Il reste encore à SNC pour 3,2 milliards de contrats clés en main à prix forfaitaire à finir.

Quatre-vingts pour cent de ces contrats seront terminés en 2021 et la balance en 2023.

Charles Nadim, gestionnaire de portefeuille

SNC a annoncé l’été dernier ne plus vouloir soumissionner pour des contrats clés en main à prix forfaitaire. Les projets de ce genre peuvent avoir des conséquences financières importantes lorsque des dépassements de coûts surviennent.

Charles Nadim apprécie particulièrement le portefeuille de 17 concessions de SNC, dont la participation dans l’autoroute 407. « Ce sont des actifs de haute qualité qui offrent une grande visibilité sur les flux monétaires. Ça vaut environ 15 $ par action pour SNC et ces actifs génèrent une croissance de 5 à 10 % par an », dit Charles Nadim.

La portion sans risque de construction du côté ingénierie chez SNC – que Charles Nadim appelle le portefeuille de haute qualité – compte pour les deux tiers de ce segment d’activité. Il évalue cette portion « sans risque de construction » à environ 30 $ par action de SNC.

« Il y a trois mois, l’action valait 17 $. On avait les concessions pour 15 $ et on payait 2 $ par action pour un actif qui en valait beaucoup plus. Le risque/rendement était très attrayant », dit le gestionnaire d’actifs.

« Et les services d’ingénierie sans risque de construction continuent d’accumuler des contrats. Ce que l’action reflétait n’était pas vraiment ce qui se passait sous la couverte », image-t-il.

Le marché semble escompter un coût de 500 millions à 1 milliard pour que SNC termine le reste de ses contrats clés en main à prix forfaitaire d’une valeur de 3,2 milliards. « Si SNC passe à travers sans coût excédentaire ou même avec un profit, une valeur de 45 $ par action est conservatrice », croit Charles Nadim.

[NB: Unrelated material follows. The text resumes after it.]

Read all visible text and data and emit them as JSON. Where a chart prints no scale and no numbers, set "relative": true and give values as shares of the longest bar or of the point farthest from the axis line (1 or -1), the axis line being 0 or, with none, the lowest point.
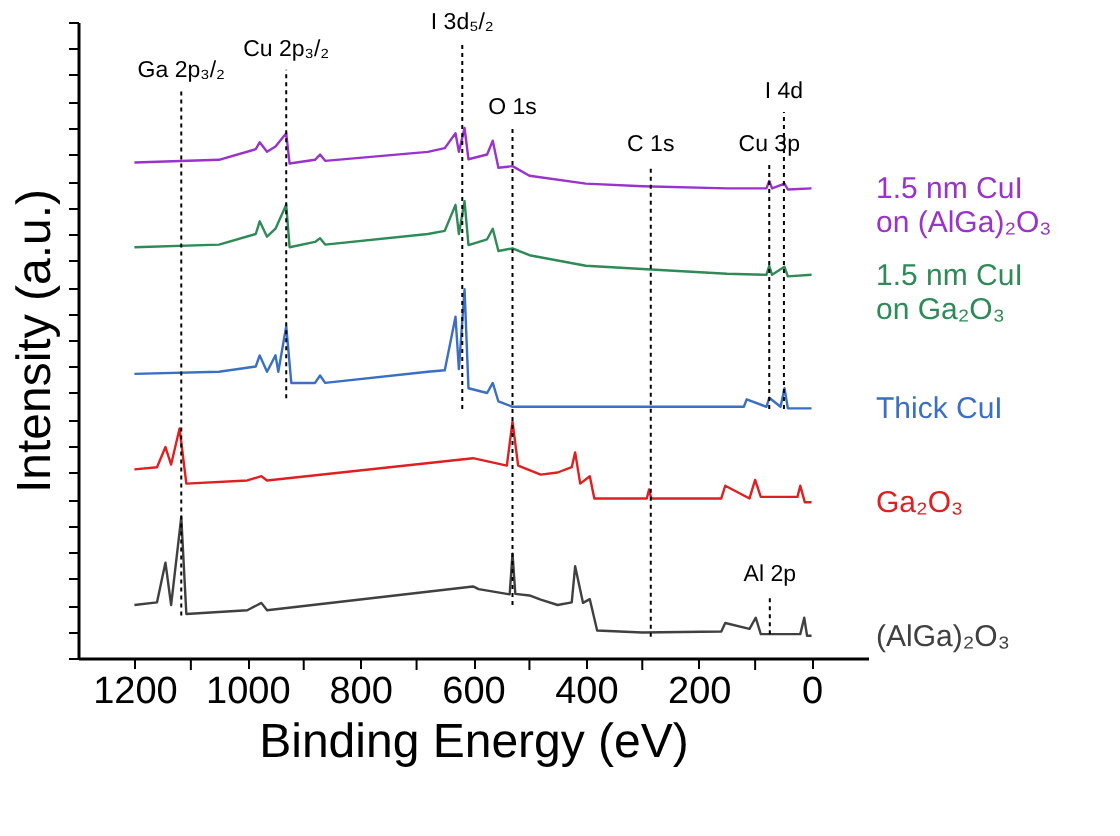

Après avoir enregistré un bond de 19 % mercredi, l’action de SNC-Lavalin s’est appréciée de 6 % à 30,51 $ jeudi.

Appelé à réagir aux événements des derniers jours entourant SNC-Lavalin, le porte-parole de la Caisse de dépôt est demeuré bref. « C’est une bonne nouvelle que SNC puisse clore ce chapitre difficile », a simplement commenté Maxime Chagnon.